The Future of Business Events

Author: Deborah Sexton       

Take a glance at this year’s Meetings Industry Forecast, and you’ll see the future looks bright for business events. Exhibitions will continue to grow, perhaps by up to 3 percent next year. RevPAR — already on a seven-year growth spurt — will continue to increase, although perhaps more modestly. And global business-travel spending is slated to rise by 6 to 7 percent in the next few years. (As always, these projections are dependent on stable economies, governments, and travel policies.)

As you dig deeper into the data and expert opinions this year’s forecast has brought together, one of the most interesting storylines is the role of technology. Of course, you don’t need a crystal ball to tell you that technology will have a profound impact on business events of the future, but this year’s forecast includes more on how high-tech advancements will help event stakeholders make connections and improve the live experience, aid them in their quest to get to know attendees even more (and improve their bottom line), and alleviate common travel woes. As Marco Giberti, author of The Face of Digital: How Digital Technologies Are Changing the $565-Billion Events Industry, tells us: “I think that finally organizers realize that event tech is a critical part of their business and a key growth opportunity, and not just a ‘nice thing to do.’”

At the same time, a theme that recurs is how technological advances have increased people’s desire for human connections. After all, isn’t that one of the key reasons — or the reason — people value face-to-face events? It’s the eye contact, the handshake, the nod of the head, and sometimes just the sheer gathering of people in one room from different places and maybe different walks of life. And it’s up to us to preserve — even capitalize on — the human touch at our events.
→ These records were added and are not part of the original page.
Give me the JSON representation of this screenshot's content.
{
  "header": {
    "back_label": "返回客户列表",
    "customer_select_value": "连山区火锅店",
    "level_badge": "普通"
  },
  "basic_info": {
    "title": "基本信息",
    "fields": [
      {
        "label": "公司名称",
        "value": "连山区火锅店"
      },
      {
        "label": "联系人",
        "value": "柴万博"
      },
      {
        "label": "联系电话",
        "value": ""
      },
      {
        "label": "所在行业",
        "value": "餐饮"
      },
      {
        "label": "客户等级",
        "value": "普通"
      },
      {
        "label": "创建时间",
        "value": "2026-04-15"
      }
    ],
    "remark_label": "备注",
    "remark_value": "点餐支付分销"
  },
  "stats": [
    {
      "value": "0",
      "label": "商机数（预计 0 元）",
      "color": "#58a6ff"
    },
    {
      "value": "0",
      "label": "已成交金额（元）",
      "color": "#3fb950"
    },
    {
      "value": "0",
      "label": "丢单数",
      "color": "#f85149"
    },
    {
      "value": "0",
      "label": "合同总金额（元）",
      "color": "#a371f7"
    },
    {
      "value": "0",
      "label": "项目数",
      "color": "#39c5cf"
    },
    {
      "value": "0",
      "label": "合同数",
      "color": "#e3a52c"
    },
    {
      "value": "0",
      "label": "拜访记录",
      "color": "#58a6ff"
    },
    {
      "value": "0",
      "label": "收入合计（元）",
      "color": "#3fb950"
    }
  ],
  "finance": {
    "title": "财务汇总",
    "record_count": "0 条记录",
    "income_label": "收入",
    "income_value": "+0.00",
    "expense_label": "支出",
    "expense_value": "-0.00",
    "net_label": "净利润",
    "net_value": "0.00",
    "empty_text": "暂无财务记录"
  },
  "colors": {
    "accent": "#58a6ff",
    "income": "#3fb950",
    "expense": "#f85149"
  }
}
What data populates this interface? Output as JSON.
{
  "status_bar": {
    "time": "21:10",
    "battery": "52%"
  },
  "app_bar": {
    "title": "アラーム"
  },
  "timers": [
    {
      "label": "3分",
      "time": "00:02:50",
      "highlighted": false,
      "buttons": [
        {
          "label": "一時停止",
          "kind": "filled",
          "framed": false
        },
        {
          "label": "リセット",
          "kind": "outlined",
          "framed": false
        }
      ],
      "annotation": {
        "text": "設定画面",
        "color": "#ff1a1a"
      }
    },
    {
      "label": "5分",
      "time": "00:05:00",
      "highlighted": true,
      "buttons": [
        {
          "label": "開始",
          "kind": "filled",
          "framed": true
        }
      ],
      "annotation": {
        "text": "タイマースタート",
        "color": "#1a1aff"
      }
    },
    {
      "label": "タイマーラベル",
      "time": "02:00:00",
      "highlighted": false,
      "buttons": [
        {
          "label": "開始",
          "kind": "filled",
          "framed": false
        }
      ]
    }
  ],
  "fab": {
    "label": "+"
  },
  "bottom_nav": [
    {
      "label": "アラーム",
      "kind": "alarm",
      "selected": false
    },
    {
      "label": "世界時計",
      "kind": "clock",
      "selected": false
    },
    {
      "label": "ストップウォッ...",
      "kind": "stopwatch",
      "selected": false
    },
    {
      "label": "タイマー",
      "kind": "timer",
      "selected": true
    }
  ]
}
This doesn’t just fall to event organizers. Hotels, airlines, and other travel- industry players need to recognize this, too. “Hotel investment in more technology will not necessarily create better experiences,” according to A.J. Singh, Ph.D., a professor at Michigan State University’s School of Hospitality Business. “Look for companies that recognize this fact and are investing in staff training to have a more emotional and empathetic connection with the guest — in other words, increasing the human-interaction quotient in hospitality.”

One more story on the technology front: All the advancements we’ve seen have increased concerns about privacy and security. As event-technology guru Corbin Ball notes in our forecast: “Hackers will almost inevitably target some events via an online registration system and/or a mobile event-related app (likely an Android version) in the near future.”

At this point, “to have technology or not to have technology” is not the question. Rather, it’s a matter of balancing the benefits of high-tech with the benefits of human touch. When we find that balance, that’s when our business events will truly shine.